End of an Era for Duluth Practice Space

Paul Whyte

When a band gets together and decides to go forth with a project there are a few things that are needed. First off, having the right gear is important. It doesn’t need to be the most fancy stuff, but it needs to work and be loud enough, especially to cut over the drums if there are any. Next, having a member of the band with a vehicle is pretty handy. Walking half a block with an amp can be tough, and going many blocks or miles is improbable. Finally, having a practice space is vital. Most people don’t enjoy having to listen to a band’s rehearsals no matter how good they are. It’s loud, there’s stops and starts and it’s almost guaranteed that someone smokes or drinks. Your neighbor who has to get the kids up for school will probably hate you after a few practices even if your sludge metal/industrial band is the best the area has ever seen.
For several bands, one of these key components will be just a memory by the end of the month of June 2016. The Clubhouse Studios located at at 7th Avenue East and 3rd Street will be shutting down and leaving a number of well known area bands looking for another practice spot.

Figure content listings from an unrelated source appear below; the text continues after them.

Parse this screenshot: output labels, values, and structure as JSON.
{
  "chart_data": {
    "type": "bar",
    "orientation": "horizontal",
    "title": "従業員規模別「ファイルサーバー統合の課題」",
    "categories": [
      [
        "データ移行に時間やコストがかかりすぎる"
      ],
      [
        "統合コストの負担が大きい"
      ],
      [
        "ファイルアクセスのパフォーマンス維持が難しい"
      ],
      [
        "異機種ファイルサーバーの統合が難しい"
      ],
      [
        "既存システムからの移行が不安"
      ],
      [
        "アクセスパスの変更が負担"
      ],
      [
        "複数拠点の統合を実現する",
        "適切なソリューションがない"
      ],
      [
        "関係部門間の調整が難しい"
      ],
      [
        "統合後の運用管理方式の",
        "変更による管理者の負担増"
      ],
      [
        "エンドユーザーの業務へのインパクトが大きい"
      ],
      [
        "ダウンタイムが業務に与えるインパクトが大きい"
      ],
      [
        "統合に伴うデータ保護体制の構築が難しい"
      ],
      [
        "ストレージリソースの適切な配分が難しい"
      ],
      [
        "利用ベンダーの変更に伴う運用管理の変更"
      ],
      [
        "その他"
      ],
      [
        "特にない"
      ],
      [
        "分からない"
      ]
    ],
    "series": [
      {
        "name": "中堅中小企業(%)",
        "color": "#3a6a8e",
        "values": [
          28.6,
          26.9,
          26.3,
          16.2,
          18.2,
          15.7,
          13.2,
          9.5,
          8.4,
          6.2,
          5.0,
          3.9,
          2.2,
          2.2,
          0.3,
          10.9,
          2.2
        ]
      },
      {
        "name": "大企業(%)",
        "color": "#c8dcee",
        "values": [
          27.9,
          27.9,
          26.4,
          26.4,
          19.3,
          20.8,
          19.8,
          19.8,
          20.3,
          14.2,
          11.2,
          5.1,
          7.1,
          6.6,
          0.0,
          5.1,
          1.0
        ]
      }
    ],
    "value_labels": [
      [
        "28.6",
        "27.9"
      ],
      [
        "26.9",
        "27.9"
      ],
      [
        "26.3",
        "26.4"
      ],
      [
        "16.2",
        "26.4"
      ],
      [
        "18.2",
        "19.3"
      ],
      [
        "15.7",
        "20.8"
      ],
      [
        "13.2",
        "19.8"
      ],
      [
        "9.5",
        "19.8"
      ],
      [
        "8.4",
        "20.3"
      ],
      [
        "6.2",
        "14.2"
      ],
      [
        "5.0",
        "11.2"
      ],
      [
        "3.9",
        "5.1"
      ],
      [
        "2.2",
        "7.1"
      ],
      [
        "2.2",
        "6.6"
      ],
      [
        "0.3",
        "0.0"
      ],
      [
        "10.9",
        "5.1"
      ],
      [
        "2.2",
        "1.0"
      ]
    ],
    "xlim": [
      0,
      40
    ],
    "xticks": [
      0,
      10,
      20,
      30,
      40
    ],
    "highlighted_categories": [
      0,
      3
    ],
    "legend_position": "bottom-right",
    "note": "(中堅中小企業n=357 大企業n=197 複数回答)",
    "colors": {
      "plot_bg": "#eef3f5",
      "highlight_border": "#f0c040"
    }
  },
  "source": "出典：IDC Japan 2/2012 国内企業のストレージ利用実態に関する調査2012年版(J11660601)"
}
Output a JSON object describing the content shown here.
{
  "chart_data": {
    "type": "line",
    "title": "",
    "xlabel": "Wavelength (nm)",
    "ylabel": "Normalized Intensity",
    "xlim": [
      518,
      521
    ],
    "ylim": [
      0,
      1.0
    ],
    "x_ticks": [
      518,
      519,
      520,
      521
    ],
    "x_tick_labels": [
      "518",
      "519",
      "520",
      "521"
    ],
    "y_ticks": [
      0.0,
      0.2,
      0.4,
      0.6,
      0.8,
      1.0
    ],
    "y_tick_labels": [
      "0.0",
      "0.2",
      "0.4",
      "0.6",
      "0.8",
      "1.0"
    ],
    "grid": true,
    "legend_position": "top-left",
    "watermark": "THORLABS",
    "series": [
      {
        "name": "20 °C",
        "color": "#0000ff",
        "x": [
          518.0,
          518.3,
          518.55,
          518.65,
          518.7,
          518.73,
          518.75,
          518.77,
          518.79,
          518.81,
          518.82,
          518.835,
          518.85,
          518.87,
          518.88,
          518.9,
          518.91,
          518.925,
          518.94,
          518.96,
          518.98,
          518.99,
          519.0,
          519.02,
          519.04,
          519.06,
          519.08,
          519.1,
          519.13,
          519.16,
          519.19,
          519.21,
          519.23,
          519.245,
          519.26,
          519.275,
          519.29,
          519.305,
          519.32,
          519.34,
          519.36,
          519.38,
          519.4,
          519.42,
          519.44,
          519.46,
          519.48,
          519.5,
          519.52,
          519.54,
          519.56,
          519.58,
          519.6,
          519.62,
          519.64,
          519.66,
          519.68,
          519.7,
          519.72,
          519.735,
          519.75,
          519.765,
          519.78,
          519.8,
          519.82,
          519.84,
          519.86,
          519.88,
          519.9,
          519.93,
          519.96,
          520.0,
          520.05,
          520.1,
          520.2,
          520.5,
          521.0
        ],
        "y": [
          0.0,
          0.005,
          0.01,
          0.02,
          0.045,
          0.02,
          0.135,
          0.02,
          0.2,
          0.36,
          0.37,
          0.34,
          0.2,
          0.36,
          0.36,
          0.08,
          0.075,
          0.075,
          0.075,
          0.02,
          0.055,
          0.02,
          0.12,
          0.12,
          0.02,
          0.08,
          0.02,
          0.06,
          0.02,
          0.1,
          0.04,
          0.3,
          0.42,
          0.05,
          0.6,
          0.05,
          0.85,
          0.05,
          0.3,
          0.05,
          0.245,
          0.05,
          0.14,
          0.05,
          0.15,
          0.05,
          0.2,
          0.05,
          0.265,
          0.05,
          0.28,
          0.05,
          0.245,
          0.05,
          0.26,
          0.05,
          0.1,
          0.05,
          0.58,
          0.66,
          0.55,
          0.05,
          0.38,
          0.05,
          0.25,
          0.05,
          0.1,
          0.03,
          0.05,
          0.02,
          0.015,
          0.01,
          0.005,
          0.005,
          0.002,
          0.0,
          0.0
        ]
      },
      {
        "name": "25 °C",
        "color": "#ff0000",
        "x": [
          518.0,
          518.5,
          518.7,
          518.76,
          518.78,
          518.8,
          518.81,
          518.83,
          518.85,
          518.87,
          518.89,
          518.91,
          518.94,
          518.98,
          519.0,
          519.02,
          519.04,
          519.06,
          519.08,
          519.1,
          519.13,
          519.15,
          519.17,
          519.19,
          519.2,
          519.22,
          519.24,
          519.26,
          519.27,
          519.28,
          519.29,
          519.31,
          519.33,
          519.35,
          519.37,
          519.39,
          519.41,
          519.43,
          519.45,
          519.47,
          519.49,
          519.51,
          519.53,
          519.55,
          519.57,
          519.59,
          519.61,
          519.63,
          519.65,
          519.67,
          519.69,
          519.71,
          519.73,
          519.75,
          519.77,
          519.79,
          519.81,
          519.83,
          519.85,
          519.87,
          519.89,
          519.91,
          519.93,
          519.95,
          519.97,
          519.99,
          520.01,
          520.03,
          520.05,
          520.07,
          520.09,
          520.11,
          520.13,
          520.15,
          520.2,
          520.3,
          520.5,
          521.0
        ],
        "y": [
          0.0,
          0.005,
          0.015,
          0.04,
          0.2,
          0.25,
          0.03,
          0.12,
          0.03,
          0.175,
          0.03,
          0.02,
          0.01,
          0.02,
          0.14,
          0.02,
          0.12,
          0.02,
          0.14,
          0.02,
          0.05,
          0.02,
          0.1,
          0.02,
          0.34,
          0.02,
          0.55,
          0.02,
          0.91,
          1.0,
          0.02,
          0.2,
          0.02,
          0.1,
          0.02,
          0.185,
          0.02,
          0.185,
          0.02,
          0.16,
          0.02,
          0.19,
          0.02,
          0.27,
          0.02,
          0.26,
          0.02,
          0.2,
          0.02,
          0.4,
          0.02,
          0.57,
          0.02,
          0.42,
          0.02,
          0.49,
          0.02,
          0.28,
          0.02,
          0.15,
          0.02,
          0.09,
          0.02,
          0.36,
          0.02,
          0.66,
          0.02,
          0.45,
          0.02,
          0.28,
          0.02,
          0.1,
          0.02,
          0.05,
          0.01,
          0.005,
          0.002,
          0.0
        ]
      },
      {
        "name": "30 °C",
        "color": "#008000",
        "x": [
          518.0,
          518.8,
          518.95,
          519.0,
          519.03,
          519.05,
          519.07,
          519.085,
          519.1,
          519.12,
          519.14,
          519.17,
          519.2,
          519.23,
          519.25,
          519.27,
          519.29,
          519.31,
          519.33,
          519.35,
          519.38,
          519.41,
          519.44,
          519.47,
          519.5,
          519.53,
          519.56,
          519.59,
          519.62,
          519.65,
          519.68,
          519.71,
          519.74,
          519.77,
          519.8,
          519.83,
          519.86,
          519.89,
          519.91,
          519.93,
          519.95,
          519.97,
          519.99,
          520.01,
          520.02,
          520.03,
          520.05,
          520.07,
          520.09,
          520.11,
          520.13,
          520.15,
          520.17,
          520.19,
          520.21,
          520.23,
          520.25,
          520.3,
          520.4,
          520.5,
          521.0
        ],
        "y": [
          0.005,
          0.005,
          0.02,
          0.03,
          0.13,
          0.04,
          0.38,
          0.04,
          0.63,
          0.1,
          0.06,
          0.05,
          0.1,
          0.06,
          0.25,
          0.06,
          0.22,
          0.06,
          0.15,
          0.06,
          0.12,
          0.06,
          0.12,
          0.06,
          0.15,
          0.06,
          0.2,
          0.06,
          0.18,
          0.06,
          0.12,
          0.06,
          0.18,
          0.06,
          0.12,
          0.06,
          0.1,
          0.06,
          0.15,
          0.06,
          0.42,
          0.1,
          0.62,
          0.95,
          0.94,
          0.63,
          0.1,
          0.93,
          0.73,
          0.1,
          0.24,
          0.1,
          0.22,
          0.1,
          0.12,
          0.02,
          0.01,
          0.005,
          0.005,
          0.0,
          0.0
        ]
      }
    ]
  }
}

The building isn’t much to look at. What appears to be a run down auto-shop allowed many bands to hone their skills for over a decade inside without upsetting the neighborhood.
We had the chance to talk with some seasoned musicians of the Twin Ports’ music scene about this iconic practice space. Chad Lyons and Ben Marsen currently play with a band called The Bottle Jockeys, but are perhaps better known for their years with The Acceleratii, a rock-a-billy act that has played more shows than we’d care to count. According to Lyons and Marsen, the location was used as a rehearsal space since the late 90s. The room that was once filled with vintage centerfold pictures from the 60s and 70s along with other artifacts of old school memorabilia now has blank walls of tagboard and carpet. A drum set still sits in the corner for a couple of more practices to be held before things end. There is a hall way with several other rooms were used by other bands.

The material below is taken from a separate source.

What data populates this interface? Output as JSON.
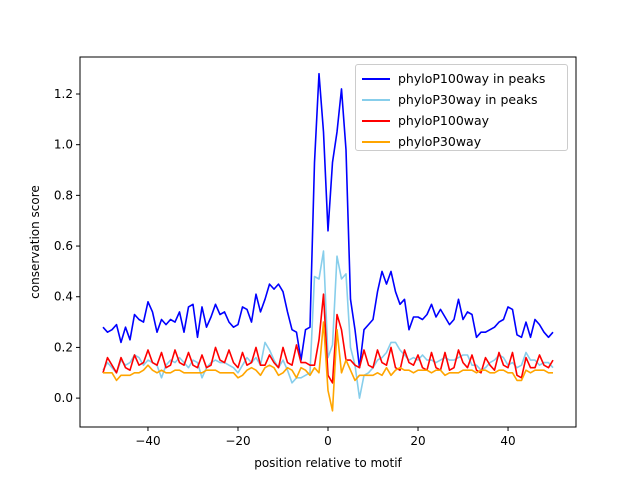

The space goes back as far as the band Ballyhoo, one of the first 10 bands to play during the original Homegrown according to Lyons. “When we split it (the space) we started with the Conscious Party, (Prince Paul and the Conscious Party) and the Black Labels would sometimes come in here. That was the tail end of the Red Lion (what is now Teatro Zuccone),” said Lyons.  
The rehearsal rooms have been a musical home away from home for Fred Tyson, Glass Elevator, American Rebels, Monster Mob, Ire Wolves, Phillip of Nazareth, Lord Montague, Mary Bue, Horse and Rider, Cars and Trucks, and Xhaust to name a few. Jake Larson, a well known sound engineer in Duluth, has recorded Portrait of a Drowned Man, Humanoid, Greg Cougar Conley, Al Sparhawk, and Trampled by Turtles, among many others in the far space towards the rear of the building where there was a control room and lounge. Many short term projects for Rock and Roll Kamikaze and Ides of March utilized the space as well. “It might be easier to say who hasn’t played here,” said Marsen.

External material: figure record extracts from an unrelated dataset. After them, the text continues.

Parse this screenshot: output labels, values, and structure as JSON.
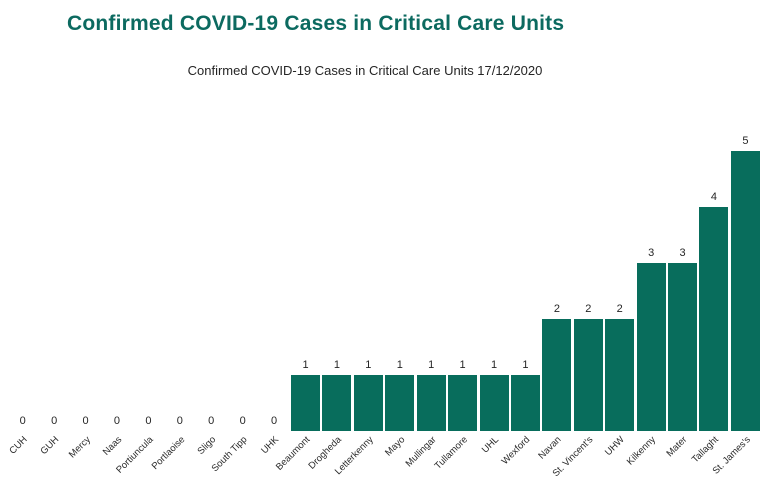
{
  "page": {
    "background": "#ffffff"
  },
  "chart_data": {
    "type": "bar",
    "title": "Confirmed COVID-19 Cases in Critical Care Units",
    "subtitle": "Confirmed COVID-19 Cases in Critical Care Units 17/12/2020",
    "categories": [
      "CUH",
      "GUH",
      "Mercy",
      "Naas",
      "Portiuncula",
      "Portlaoise",
      "Sligo",
      "South Tipp",
      "UHK",
      "Beaumont",
      "Drogheda",
      "Letterkenny",
      "Mayo",
      "Mullingar",
      "Tullamore",
      "UHL",
      "Wexford",
      "Navan",
      "St. Vincent's",
      "UHW",
      "Kilkenny",
      "Mater",
      "Tallaght",
      "St. James's"
    ],
    "values": [
      0,
      0,
      0,
      0,
      0,
      0,
      0,
      0,
      0,
      1,
      1,
      1,
      1,
      1,
      1,
      1,
      1,
      2,
      2,
      2,
      3,
      3,
      4,
      5
    ],
    "xlabel": "",
    "ylabel": "",
    "ylim": [
      0,
      5
    ],
    "data_labels": true,
    "gridlines": false,
    "legend": false,
    "bar_color": "#086D5C",
    "title_color": "#0C6A60",
    "data_label_color": "#252525",
    "axis_label_color": "#2b2b2b",
    "x_label_rotation_deg": -45
  }
}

We talked with Mike Trapanier of Ire Wolves about why the space was being shut down. Tim Pichetti is the owner of the building and Kyle McClean is the manager from what we were told. The top floor of the building was being used by Essentia as a storage space and they eventually moved. It was on McClean and the bands to rent out the vacant space to more bands or they would have to leave so the entire building could be rented out as a complete unit. Since the vacancy could not be filled by more bands with the time frame allotted, the move marked an end of an era for the bands using the space, some for over a decade. It was “kind of a staple spot for a lot of Duluth bands over the years,” said Trepanier. McClean did not return out call in time for our deadline.
While a lot of bands are fortunate enough to practice in a basement or living room without causing too much of a disturbance, Marsen pointed out how renting a rehearsal space gave some of his projects focus to show up once or more a week. “Having this spot is what forced us to have a band. If you don’t have a space that you have to pay for, you don’t necessarily have to play. But having to pay the rent here after all of these years, it has forced us to play every flipping month. So, it’s a great thing,” said Marsen.   
Things are up in the air for exactly where the bands will find a new space. “Our back up plan is to practice in the basement of the Shaky Ray (a recording/rehearsal space formed by a band called Giljunko in the 90s). So we’re going from one historical spot to another. Otherwise, we’ve got some fine leads on a place or two, but nothing super solid yet. Hopefully there will be something this week,” said Lyons.
While it is certain that the bands who have brought their music to life in the old auto-shop will continue to rock the area, it is also certain that the space will be considered legendary for the Twin Ports scene. It is a bittersweet end of an era.  


Paul Whyte

A South Shore native and University of Wisconsin-Superior journalism graduate. Lifelong musician, and former open mic host. Passionate about the music scene and politics.